After I was thinking about the difficulties of home schooling, I decided that if I did send my kids to school - be it private or public school, I would be crying my eyes out at the thought of not being with them for 7 hours straight. I would wonder at every moment what they were learning, what they were absorbing into their minds, what they were telling everyone they saw (because let me tell you, my kids tell EVERYTHING!!!). At every turn of my day, I would miss their laughing, arguing, never-ending questions. So, at that moment when I think it would be easier for me to take a different road, I realize God has given me the desire to teach and train my children at home. And if I didn't obey that desire within me, I would be so miserable!!
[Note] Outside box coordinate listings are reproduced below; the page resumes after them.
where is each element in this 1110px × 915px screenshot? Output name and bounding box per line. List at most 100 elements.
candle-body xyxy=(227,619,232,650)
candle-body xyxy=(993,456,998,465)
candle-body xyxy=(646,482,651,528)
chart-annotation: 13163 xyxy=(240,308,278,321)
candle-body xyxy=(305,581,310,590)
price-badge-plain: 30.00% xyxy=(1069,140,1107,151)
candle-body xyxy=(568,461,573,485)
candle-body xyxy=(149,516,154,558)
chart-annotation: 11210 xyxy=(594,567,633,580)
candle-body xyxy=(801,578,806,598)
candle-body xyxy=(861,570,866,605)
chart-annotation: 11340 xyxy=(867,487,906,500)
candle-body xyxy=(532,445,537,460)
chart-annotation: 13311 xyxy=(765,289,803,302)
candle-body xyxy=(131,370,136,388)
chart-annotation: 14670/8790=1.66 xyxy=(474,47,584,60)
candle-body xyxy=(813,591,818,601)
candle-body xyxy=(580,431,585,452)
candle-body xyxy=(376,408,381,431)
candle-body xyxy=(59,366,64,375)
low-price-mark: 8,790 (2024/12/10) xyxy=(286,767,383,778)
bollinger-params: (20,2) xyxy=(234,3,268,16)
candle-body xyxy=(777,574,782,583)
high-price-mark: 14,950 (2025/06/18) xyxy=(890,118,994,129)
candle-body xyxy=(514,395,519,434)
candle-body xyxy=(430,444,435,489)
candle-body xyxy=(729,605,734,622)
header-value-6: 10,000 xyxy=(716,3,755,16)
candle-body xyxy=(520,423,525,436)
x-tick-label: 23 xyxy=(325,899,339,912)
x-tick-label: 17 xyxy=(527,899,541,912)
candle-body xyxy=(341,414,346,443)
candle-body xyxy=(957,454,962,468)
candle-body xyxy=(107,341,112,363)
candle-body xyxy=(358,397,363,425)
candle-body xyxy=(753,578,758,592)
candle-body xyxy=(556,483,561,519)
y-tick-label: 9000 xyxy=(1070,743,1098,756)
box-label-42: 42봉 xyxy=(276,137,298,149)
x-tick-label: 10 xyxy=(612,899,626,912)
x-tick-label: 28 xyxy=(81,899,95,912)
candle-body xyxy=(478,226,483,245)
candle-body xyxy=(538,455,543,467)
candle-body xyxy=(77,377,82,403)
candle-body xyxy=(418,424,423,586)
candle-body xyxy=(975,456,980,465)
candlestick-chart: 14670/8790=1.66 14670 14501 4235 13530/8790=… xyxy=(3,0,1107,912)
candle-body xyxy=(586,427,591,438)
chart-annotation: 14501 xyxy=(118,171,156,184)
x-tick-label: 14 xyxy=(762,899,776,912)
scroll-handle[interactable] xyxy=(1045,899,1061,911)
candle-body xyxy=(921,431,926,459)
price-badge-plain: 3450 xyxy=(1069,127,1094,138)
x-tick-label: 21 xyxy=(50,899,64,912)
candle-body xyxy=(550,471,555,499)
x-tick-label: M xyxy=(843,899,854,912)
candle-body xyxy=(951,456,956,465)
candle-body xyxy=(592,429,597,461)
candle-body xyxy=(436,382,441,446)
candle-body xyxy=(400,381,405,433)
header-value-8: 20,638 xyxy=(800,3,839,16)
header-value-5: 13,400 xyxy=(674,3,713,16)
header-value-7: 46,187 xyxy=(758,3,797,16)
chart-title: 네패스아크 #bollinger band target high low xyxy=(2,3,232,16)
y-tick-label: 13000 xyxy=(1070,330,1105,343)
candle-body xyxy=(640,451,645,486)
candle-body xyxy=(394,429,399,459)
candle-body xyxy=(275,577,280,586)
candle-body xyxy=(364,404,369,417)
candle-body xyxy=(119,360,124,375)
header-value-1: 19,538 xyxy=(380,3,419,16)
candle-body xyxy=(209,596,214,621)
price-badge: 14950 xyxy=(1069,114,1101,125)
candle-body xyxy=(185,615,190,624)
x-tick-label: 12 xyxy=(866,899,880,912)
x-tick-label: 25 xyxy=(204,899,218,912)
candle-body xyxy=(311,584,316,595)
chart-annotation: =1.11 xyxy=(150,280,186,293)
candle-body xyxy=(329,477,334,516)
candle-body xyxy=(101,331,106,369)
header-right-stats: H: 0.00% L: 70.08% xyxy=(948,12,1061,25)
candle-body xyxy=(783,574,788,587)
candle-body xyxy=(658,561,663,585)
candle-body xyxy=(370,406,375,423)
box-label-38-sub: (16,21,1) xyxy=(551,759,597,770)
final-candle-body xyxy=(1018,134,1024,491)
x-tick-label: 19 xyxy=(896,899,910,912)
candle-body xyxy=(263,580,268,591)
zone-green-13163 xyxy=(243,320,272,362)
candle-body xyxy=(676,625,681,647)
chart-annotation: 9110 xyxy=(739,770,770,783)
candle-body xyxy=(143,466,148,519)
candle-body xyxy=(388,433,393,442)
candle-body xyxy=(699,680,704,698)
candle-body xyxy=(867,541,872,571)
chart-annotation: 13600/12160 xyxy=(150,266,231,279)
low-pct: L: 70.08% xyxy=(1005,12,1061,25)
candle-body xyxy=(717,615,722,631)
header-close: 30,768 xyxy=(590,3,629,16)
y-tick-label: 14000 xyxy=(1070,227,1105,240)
Excerpts from a funny little conversation:
Lady buying Logan's bed: "Does she go to Kindergarten?" (Talking about Mariah)
Me: "Yes. I home school the kids and she is starting Kindergarten this coming week"
Lady: (Gasped) "You home school? All of them????" (She seriously looked at me like I had horns coming out of my head.)
Me: "Yes!"
Lady: "WHY?????"
Oh, how I need to come up with a good answer to this, but at that moment nothing witty came to me! Then after my meek and humble explanation:
Lady: "What do you do about socialization for them?"
I just looked at her, possibly like SHE had horns coming out of her head. Then I looked at Logan as he was having a very pleasant (and intelligent) conversation with her husband about football and I shrugged my shoulders and said "they really don't seem to be lacking in that area". Sometimes actions speak much louder than words!!
Let the school year begin!!
P.S. An update from my last blog - Yes, I figured the whole computer thing out - all by myself!!! It just took me vacuuming the carpet for the answer to come to me....Oh, how my mom was proud!